Shift your weight slightly so that most of your weight is on your left leg and you can lift your right foot off the ground without bending at the knee. Think of your right leg as a pendulum. Keeping the leg straight, swing it directly in front of you -- think 12:00 on a clock -- then let the momentum of the move swing the leg directly in back of you to 6:00. Every time the leg goes back to 6:00 is one rep. Do five reps on each leg. Now -- while still facing forward -- do the same thing swinging the leg from 3:00 to 9:00. Do five complete side-to-side swings on each leg. Run through this series of swings twice. If you're having trouble with your balance, you can stabilize yourself with one of your clubs. Eventually, though, try to get to the point where you can do this without any balance aid.
Prisoner Squats -- To start to open up the chest and wake up the muscles in your back and legs -- while continuing to keep things loose at the hips -- try this variation on a traditional bodyweight squat.

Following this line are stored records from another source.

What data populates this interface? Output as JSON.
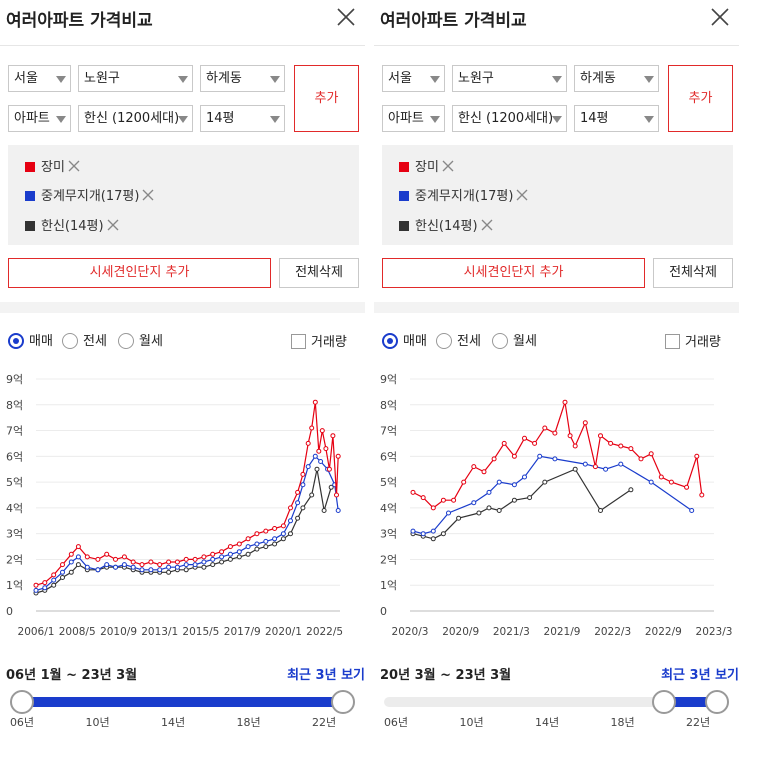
{
  "panels": [
    {
      "title": "여러아파트 가격비교",
      "selectors": {
        "city": "서울",
        "district": "노원구",
        "dong": "하계동",
        "type": "아파트",
        "complex": "한신 (1200세대)",
        "size": "14평"
      },
      "add_label": "추가",
      "chips": [
        {
          "label": "장미",
          "color": "#e60012"
        },
        {
          "label": "중계무지개(17평)",
          "color": "#1a3ccc"
        },
        {
          "label": "한신(14평)",
          "color": "#333333"
        }
      ],
      "compare_label": "시세견인단지 추가",
      "delete_all_label": "전체삭제",
      "trade_types": [
        "매매",
        "전세",
        "월세"
      ],
      "trade_selected": 0,
      "volume_label": "거래량",
      "range_text": "06년 1월 ~ 23년 3월",
      "recent_label": "최근 3년 보기",
      "slider": {
        "ticks": [
          "06년",
          "10년",
          "14년",
          "18년",
          "22년"
        ],
        "min_year": 2006.0,
        "max_year": 2023.0,
        "start": 2006.0,
        "end": 2023.0
      },
      "chart_data": {
        "type": "line",
        "y_tick_labels": [
          "0",
          "1억",
          "2억",
          "3억",
          "4억",
          "5억",
          "6억",
          "7억",
          "8억",
          "9억"
        ],
        "ylim": [
          0,
          9
        ],
        "x_tick_labels": [
          "2006/1",
          "2008/5",
          "2010/9",
          "2013/1",
          "2015/5",
          "2017/9",
          "2020/1",
          "2022/5"
        ],
        "xlim": [
          2006.0,
          2023.2
        ],
        "x_tick_positions": [
          2006.0,
          2008.33,
          2010.67,
          2013.0,
          2015.33,
          2017.67,
          2020.0,
          2022.33
        ],
        "series": [
          {
            "name": "장미",
            "color": "#e60012",
            "markers": true,
            "x": [
              2006.0,
              2006.5,
              2007.0,
              2007.5,
              2008.0,
              2008.4,
              2008.9,
              2009.5,
              2010.0,
              2010.5,
              2011.0,
              2011.5,
              2012.0,
              2012.5,
              2013.0,
              2013.5,
              2014.0,
              2014.5,
              2015.0,
              2015.5,
              2016.0,
              2016.5,
              2017.0,
              2017.5,
              2018.0,
              2018.5,
              2019.0,
              2019.5,
              2020.0,
              2020.4,
              2020.8,
              2021.1,
              2021.4,
              2021.6,
              2021.8,
              2022.0,
              2022.2,
              2022.4,
              2022.6,
              2022.8,
              2023.0,
              2023.1
            ],
            "y": [
              1.0,
              1.1,
              1.4,
              1.8,
              2.2,
              2.5,
              2.1,
              2.0,
              2.2,
              2.0,
              2.1,
              1.9,
              1.8,
              1.9,
              1.8,
              1.9,
              1.9,
              2.0,
              2.0,
              2.1,
              2.2,
              2.3,
              2.5,
              2.6,
              2.8,
              3.0,
              3.1,
              3.2,
              3.3,
              4.0,
              4.6,
              5.3,
              6.5,
              7.1,
              8.1,
              6.2,
              7.0,
              6.3,
              5.5,
              6.8,
              4.5,
              6.0
            ]
          },
          {
            "name": "중계무지개(17평)",
            "color": "#1a3ccc",
            "markers": true,
            "x": [
              2006.0,
              2006.5,
              2007.0,
              2007.5,
              2008.0,
              2008.4,
              2008.9,
              2009.5,
              2010.0,
              2010.5,
              2011.0,
              2011.5,
              2012.0,
              2012.5,
              2013.0,
              2013.5,
              2014.0,
              2014.5,
              2015.0,
              2015.5,
              2016.0,
              2016.5,
              2017.0,
              2017.5,
              2018.0,
              2018.5,
              2019.0,
              2019.5,
              2020.0,
              2020.4,
              2020.8,
              2021.1,
              2021.4,
              2021.8,
              2022.1,
              2022.5,
              2022.9,
              2023.1
            ],
            "y": [
              0.8,
              0.9,
              1.2,
              1.5,
              1.9,
              2.1,
              1.7,
              1.6,
              1.8,
              1.7,
              1.8,
              1.7,
              1.6,
              1.6,
              1.6,
              1.7,
              1.7,
              1.8,
              1.8,
              1.9,
              2.0,
              2.1,
              2.2,
              2.3,
              2.5,
              2.6,
              2.7,
              2.8,
              3.0,
              3.5,
              4.2,
              4.9,
              5.6,
              6.0,
              5.8,
              5.5,
              4.9,
              3.9
            ]
          },
          {
            "name": "한신(14평)",
            "color": "#333333",
            "markers": true,
            "x": [
              2006.0,
              2006.5,
              2007.0,
              2007.5,
              2008.0,
              2008.4,
              2008.9,
              2009.5,
              2010.0,
              2010.5,
              2011.0,
              2011.5,
              2012.0,
              2012.5,
              2013.0,
              2013.5,
              2014.0,
              2014.5,
              2015.0,
              2015.5,
              2016.0,
              2016.5,
              2017.0,
              2017.5,
              2018.0,
              2018.5,
              2019.0,
              2019.5,
              2020.0,
              2020.4,
              2020.8,
              2021.1,
              2021.6,
              2021.9,
              2022.3,
              2022.7
            ],
            "y": [
              0.7,
              0.8,
              1.0,
              1.3,
              1.5,
              1.8,
              1.6,
              1.6,
              1.7,
              1.7,
              1.7,
              1.6,
              1.5,
              1.5,
              1.5,
              1.5,
              1.6,
              1.6,
              1.7,
              1.7,
              1.8,
              1.9,
              2.0,
              2.1,
              2.2,
              2.4,
              2.5,
              2.6,
              2.8,
              3.0,
              3.6,
              4.0,
              4.5,
              5.5,
              3.9,
              4.8
            ]
          }
        ]
      }
    },
    {
      "title": "여러아파트 가격비교",
      "selectors": {
        "city": "서울",
        "district": "노원구",
        "dong": "하계동",
        "type": "아파트",
        "complex": "한신 (1200세대)",
        "size": "14평"
      },
      "add_label": "추가",
      "chips": [
        {
          "label": "장미",
          "color": "#e60012"
        },
        {
          "label": "중계무지개(17평)",
          "color": "#1a3ccc"
        },
        {
          "label": "한신(14평)",
          "color": "#333333"
        }
      ],
      "compare_label": "시세견인단지 추가",
      "delete_all_label": "전체삭제",
      "trade_types": [
        "매매",
        "전세",
        "월세"
      ],
      "trade_selected": 0,
      "volume_label": "거래량",
      "range_text": "20년 3월 ~ 23년 3월",
      "recent_label": "최근 3년 보기",
      "slider": {
        "ticks": [
          "06년",
          "10년",
          "14년",
          "18년",
          "22년"
        ],
        "min_year": 2006.0,
        "max_year": 2023.0,
        "start": 2020.2,
        "end": 2023.0
      },
      "chart_data": {
        "type": "line",
        "y_tick_labels": [
          "0",
          "1억",
          "2억",
          "3억",
          "4억",
          "5억",
          "6억",
          "7억",
          "8억",
          "9억"
        ],
        "ylim": [
          0,
          9
        ],
        "x_tick_labels": [
          "2020/3",
          "2020/9",
          "2021/3",
          "2021/9",
          "2022/3",
          "2022/9",
          "2023/3"
        ],
        "xlim": [
          2020.17,
          2023.17
        ],
        "x_tick_positions": [
          2020.17,
          2020.67,
          2021.17,
          2021.67,
          2022.17,
          2022.67,
          2023.17
        ],
        "series": [
          {
            "name": "장미",
            "color": "#e60012",
            "markers": true,
            "x": [
              2020.2,
              2020.3,
              2020.4,
              2020.5,
              2020.6,
              2020.7,
              2020.8,
              2020.9,
              2021.0,
              2021.1,
              2021.2,
              2021.3,
              2021.4,
              2021.5,
              2021.6,
              2021.7,
              2021.75,
              2021.8,
              2021.9,
              2022.0,
              2022.05,
              2022.15,
              2022.25,
              2022.35,
              2022.45,
              2022.55,
              2022.65,
              2022.75,
              2022.9,
              2023.0,
              2023.05
            ],
            "y": [
              4.6,
              4.4,
              4.0,
              4.3,
              4.3,
              5.0,
              5.6,
              5.4,
              5.9,
              6.5,
              6.0,
              6.7,
              6.5,
              7.1,
              6.9,
              8.1,
              6.8,
              6.4,
              7.3,
              5.6,
              6.8,
              6.5,
              6.4,
              6.3,
              5.9,
              6.1,
              5.2,
              5.0,
              4.8,
              6.0,
              4.5
            ]
          },
          {
            "name": "중계무지개(17평)",
            "color": "#1a3ccc",
            "markers": true,
            "x": [
              2020.2,
              2020.3,
              2020.4,
              2020.55,
              2020.8,
              2020.95,
              2021.05,
              2021.2,
              2021.3,
              2021.45,
              2021.6,
              2021.9,
              2022.1,
              2022.25,
              2022.55,
              2022.95
            ],
            "y": [
              3.1,
              3.0,
              3.1,
              3.8,
              4.2,
              4.6,
              5.0,
              4.9,
              5.2,
              6.0,
              5.9,
              5.7,
              5.5,
              5.7,
              5.0,
              3.9
            ]
          },
          {
            "name": "한신(14평)",
            "color": "#333333",
            "markers": true,
            "x": [
              2020.2,
              2020.3,
              2020.4,
              2020.5,
              2020.65,
              2020.85,
              2020.95,
              2021.05,
              2021.2,
              2021.35,
              2021.5,
              2021.8,
              2022.05,
              2022.35
            ],
            "y": [
              3.0,
              2.9,
              2.8,
              3.0,
              3.6,
              3.8,
              4.0,
              3.9,
              4.3,
              4.4,
              5.0,
              5.5,
              3.9,
              4.7
            ]
          }
        ]
      }
    }
  ]
}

Stand with your feet shoulder-width apart. Your knees and toes should be pointing forward. Place your hands gently behind your head with your elbows flared out to the sides. Ideally, you won't be able to see your own elbows when you're in this position. (That said, don't apply too much pressure to the back of your head to get into this position. Your neck won't like you.) Slowly kick your hips back, bend your knees, and lower yourself as if you were sitting into an imaginary chair. Try not to let your knees slide forward. Keep them aligned over your heels or mid-foot. When your thighs are parallel to the ground, drive through your heels back into the starting position to complete the rep. Do two sets of ten reps.
Moves three and four start to take things in an even more complex and golf-specific direction. Fortunately, my friends over at Golf Channel's Morning Drive are great about letting me demonstrate a lot of the things I do with my players. These videos do a great job of explaining the technique and the rationale behind the final two warm-up moves. And if Matty G can do them, so can you!
Chest-Opener with Rotation -- This is a great way to open up the chest and shoulders and get your hips thinking about rotation.
It'll also prep the muscles in your back for a full round of golf with proper spine angle.
Rotation from the Ground Up -- Finish your warm-up with another rotational move that will help connect you to the ground and give you a feel for the amount of balance and stability you're going to need to go out and play your best.
You've worked hard off-the-course to get your body in condition to play its best golf.
The final step is to make sure that you'll be able to use those gains out on the course. This simple warm-up series will help keep you injury-free and will let you have a lot more fun and success when you play.